Reclusive North Korea agreed earlier this month at six-way talks to shut down its main nuclear reactor, the source of its weapons-grade plutonium, in return for energy aid. It separately said it would halt its seven-month boycott of talks with Seoul.

South Korean President Roh Moo-hyun said on Tuesday North Korea needed repeated reassurance that it would not be threatened by force before it would give up its nuclear arms.

"This is a matter of mutual relationships," Roh told a news conference, saying U.S. policy on the North "had not been consistent like South Korea's" and suggesting Pyongyang had reason to be wary of U.S. overtures.

Roh added that until ties between Washington and Pyongyang had improved considerably, it would be futile for the two Koreas' leaders to meet in a summit.

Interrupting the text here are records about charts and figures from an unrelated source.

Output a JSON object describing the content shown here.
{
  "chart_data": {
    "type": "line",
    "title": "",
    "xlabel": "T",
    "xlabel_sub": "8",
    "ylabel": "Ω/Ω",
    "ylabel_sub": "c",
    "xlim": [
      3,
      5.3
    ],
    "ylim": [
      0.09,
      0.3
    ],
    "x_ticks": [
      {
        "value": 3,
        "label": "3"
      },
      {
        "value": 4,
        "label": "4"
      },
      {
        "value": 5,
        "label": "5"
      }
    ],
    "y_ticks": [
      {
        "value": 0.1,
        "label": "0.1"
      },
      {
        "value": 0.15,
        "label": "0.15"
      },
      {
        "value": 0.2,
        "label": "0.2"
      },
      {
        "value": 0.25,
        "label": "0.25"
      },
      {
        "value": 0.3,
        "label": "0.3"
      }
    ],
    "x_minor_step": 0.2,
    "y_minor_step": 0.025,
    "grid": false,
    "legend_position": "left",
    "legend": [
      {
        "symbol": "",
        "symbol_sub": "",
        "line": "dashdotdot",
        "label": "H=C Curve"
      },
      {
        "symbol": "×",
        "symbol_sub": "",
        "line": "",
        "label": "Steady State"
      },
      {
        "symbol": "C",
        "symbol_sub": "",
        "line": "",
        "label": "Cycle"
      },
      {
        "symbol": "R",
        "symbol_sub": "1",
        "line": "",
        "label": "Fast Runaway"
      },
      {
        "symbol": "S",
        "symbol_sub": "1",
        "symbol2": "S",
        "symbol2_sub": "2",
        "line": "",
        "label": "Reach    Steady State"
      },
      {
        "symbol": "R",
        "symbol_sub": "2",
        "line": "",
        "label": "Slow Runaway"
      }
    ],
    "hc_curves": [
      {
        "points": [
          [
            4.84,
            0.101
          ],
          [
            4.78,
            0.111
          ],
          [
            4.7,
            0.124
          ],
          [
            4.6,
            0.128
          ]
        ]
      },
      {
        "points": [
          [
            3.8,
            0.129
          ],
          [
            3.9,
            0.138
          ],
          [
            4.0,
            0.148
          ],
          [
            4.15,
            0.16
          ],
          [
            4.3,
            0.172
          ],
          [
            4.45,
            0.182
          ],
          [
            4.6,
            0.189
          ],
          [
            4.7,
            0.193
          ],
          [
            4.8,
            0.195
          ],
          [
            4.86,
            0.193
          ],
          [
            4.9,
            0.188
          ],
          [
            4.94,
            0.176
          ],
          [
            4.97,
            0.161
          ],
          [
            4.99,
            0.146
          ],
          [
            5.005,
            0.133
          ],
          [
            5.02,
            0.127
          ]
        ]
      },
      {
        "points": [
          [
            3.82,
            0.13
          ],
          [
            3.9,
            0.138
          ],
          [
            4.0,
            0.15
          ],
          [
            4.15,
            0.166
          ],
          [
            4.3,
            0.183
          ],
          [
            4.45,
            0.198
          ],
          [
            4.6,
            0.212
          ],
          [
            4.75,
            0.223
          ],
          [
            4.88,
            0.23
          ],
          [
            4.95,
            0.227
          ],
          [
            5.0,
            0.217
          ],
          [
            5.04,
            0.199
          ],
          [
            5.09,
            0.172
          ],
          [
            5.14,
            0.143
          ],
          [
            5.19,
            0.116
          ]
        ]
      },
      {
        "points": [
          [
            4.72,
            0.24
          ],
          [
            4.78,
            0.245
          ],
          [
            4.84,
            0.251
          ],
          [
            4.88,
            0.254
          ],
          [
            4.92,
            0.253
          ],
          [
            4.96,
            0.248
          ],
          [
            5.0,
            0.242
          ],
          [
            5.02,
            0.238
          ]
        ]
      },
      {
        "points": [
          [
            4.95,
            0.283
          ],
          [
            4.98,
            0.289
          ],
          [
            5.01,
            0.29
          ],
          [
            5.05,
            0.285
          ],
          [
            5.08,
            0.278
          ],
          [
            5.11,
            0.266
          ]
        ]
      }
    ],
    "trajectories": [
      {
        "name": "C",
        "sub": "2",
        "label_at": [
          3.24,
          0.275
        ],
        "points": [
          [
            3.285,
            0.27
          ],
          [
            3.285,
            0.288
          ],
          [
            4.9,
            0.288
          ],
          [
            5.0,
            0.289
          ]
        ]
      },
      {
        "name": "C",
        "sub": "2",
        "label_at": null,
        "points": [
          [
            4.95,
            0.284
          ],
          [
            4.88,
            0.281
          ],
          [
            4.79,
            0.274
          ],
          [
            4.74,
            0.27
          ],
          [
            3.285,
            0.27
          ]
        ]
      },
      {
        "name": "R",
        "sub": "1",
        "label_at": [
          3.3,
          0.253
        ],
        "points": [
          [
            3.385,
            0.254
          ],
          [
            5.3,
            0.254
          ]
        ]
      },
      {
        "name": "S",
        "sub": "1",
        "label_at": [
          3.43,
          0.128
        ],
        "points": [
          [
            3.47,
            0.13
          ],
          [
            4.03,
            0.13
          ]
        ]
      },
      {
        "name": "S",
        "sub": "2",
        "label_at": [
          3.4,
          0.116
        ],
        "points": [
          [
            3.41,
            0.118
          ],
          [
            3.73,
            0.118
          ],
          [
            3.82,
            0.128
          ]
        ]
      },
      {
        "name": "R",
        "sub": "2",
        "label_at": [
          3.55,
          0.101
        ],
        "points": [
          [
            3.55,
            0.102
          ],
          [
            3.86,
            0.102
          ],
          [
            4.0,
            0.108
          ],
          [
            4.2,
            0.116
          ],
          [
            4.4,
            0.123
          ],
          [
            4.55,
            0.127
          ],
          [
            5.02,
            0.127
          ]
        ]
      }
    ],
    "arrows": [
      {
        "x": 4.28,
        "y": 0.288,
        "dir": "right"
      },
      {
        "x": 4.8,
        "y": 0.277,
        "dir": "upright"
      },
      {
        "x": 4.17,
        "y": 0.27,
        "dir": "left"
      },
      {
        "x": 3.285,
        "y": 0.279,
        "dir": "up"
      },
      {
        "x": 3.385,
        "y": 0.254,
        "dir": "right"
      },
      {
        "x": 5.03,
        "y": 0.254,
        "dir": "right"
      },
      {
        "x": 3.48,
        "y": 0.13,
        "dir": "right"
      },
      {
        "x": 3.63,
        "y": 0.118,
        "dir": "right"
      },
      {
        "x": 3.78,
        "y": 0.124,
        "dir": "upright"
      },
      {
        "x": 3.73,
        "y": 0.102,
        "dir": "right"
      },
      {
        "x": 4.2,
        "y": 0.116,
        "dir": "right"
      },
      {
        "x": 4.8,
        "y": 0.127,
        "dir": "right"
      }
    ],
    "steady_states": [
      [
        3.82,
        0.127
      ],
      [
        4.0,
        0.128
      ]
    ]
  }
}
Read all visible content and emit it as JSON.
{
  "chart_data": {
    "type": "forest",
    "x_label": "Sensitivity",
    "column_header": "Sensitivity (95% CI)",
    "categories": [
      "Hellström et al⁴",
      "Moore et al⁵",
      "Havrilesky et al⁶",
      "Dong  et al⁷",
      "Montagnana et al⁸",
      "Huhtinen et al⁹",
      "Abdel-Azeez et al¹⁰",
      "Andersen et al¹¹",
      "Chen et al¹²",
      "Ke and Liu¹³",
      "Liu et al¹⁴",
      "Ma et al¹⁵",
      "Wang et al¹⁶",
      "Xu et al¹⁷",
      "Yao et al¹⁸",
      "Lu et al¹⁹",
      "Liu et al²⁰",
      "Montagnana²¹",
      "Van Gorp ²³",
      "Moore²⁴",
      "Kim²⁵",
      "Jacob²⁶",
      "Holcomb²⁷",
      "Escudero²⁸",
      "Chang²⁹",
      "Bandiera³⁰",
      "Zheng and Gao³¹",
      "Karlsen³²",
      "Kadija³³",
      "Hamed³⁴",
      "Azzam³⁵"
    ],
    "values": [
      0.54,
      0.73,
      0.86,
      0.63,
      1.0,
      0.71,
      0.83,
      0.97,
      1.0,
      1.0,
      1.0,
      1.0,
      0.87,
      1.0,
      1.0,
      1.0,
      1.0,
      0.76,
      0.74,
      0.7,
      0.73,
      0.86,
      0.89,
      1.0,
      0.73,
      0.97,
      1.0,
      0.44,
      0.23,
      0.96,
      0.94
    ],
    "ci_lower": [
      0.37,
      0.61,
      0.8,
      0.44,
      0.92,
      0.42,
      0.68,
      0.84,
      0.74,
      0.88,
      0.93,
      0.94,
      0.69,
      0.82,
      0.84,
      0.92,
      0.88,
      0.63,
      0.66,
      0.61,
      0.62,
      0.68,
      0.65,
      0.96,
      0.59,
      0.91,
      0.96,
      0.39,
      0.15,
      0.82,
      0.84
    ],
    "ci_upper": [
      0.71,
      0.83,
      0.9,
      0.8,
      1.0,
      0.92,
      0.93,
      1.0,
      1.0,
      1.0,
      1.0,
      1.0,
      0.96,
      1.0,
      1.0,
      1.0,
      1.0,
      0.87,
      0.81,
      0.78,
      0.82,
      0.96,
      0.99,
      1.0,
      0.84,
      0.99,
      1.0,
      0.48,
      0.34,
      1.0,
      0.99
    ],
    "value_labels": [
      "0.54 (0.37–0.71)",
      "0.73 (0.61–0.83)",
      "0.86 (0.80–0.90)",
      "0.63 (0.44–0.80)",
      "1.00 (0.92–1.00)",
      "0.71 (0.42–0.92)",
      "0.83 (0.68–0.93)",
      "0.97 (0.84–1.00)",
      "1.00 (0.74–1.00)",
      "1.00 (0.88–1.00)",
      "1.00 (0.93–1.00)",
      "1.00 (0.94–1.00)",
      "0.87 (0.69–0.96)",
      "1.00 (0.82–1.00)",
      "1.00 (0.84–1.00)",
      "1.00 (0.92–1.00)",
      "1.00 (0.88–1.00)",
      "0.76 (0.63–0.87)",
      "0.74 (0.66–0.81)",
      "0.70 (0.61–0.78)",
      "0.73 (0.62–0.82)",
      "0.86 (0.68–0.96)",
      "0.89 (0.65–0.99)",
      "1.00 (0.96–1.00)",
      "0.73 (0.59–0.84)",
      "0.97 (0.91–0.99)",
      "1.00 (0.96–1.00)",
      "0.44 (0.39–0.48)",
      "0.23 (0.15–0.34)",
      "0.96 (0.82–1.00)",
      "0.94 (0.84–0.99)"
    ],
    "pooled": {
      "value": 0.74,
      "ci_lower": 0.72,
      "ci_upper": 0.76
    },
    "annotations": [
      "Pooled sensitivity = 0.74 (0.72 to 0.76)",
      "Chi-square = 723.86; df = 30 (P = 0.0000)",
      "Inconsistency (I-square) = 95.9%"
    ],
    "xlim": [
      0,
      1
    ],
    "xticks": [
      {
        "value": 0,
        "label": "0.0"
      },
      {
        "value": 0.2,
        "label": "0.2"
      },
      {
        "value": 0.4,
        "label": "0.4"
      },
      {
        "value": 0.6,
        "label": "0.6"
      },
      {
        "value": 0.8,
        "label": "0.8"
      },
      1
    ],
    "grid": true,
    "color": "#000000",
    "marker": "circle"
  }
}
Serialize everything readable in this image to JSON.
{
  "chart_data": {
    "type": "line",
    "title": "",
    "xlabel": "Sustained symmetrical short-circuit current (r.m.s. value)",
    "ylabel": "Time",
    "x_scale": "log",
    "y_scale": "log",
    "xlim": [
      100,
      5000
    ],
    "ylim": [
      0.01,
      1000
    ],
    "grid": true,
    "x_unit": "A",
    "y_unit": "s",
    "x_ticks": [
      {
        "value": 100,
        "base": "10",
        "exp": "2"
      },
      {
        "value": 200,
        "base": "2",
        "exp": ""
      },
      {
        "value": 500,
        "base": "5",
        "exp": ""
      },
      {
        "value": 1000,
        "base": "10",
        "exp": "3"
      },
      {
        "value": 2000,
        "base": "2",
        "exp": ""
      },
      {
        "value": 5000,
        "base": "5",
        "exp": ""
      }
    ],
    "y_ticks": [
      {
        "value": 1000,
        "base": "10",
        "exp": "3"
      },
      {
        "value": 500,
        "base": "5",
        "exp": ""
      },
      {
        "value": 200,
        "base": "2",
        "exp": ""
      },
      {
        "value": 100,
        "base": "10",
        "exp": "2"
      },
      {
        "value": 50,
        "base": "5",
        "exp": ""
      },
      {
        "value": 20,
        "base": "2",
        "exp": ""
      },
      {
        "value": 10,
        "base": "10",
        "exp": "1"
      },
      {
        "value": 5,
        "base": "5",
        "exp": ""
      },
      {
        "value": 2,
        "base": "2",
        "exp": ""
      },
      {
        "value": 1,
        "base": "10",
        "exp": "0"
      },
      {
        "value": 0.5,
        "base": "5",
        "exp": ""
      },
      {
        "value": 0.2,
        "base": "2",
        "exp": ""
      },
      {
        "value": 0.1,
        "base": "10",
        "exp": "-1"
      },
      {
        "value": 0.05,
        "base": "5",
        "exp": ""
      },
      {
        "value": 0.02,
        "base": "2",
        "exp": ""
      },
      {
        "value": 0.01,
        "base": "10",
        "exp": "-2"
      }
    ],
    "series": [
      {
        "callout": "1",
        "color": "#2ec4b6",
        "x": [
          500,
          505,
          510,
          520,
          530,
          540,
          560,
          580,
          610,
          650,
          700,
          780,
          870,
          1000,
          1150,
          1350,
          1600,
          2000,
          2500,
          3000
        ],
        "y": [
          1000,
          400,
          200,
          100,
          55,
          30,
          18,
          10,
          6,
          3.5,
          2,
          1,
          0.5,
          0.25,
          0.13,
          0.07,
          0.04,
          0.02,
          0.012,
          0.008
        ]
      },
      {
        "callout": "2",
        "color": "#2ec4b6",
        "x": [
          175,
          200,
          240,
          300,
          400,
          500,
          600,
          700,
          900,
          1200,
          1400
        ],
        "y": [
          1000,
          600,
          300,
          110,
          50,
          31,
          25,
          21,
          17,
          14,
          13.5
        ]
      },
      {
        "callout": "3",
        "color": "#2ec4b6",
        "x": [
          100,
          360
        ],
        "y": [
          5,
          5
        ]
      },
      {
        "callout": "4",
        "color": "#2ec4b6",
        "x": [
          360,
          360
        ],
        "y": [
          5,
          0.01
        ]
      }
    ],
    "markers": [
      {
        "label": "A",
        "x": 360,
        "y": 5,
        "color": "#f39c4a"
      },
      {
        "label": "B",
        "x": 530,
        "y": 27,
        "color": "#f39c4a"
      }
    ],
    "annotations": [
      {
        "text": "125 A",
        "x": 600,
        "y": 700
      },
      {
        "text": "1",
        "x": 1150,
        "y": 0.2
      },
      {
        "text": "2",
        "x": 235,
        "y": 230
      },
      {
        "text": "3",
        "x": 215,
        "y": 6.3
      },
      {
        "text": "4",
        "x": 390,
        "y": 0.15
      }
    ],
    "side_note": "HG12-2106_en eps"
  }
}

The two Koreas were beginning a four-day meeting in Pyongyang on Tuesday, their first high-level contact in seven months. Seoul officials said family reunions and food aid for the impoverished North would be on the agenda.

"The most important thing to discuss would be how to cooperate between the South and North to swiftly implement the February 13 nuclear agreement," South Korean Unification Minister Lee Jae-joung said before leaving for Pyongyang:

North Korea's July 2006 missile launches and October 9 nuclear test chilled what had been improving ties between the two Koreas, which remain technically at war more than half a century after their 1950-53 conflict.

Seoul has said it could resume the food aid it suspended after the missile test if it saw progress in the six-way talks on ending Pyongyang's pursuit of atomic weapons.


South Korea was likely to send the first batch of energy aid to Pyongyang if it began shutting down its reactor.

RARE NORTH KOREAN VISIT

Analysts said the North's recent diplomatic actions, coming after the U.N. Security Council imposed sanctions in response to its nuclear test, were encouraging but it was best to be cautious until Pyongyang actually delivered on its pledges.

The State Department said on Monday that nuclear envoy Kim might visit San Francisco to meet non-governmental groups and then go to New York for talks with his U.S. counterpart. Such talks are envisaged under the February 13 nuclear agreement.

The agreement, reached four months after Pyongyang stunned the world with its first nuclear test, requires the secretive communist state to allow international nuclear inspections.

The deal also called for a working group on normalization of U.S.-North Korean relations to meet within 30 days. The United States proposed that it meet in New York, where U.S. and North Korean officials sometimes have contact.

The head of the U.N. nuclear watchdog said last week he would meet the North Korean government in March to discuss the shutdown of its nuclear arms program and bring it back under U.N. supervision.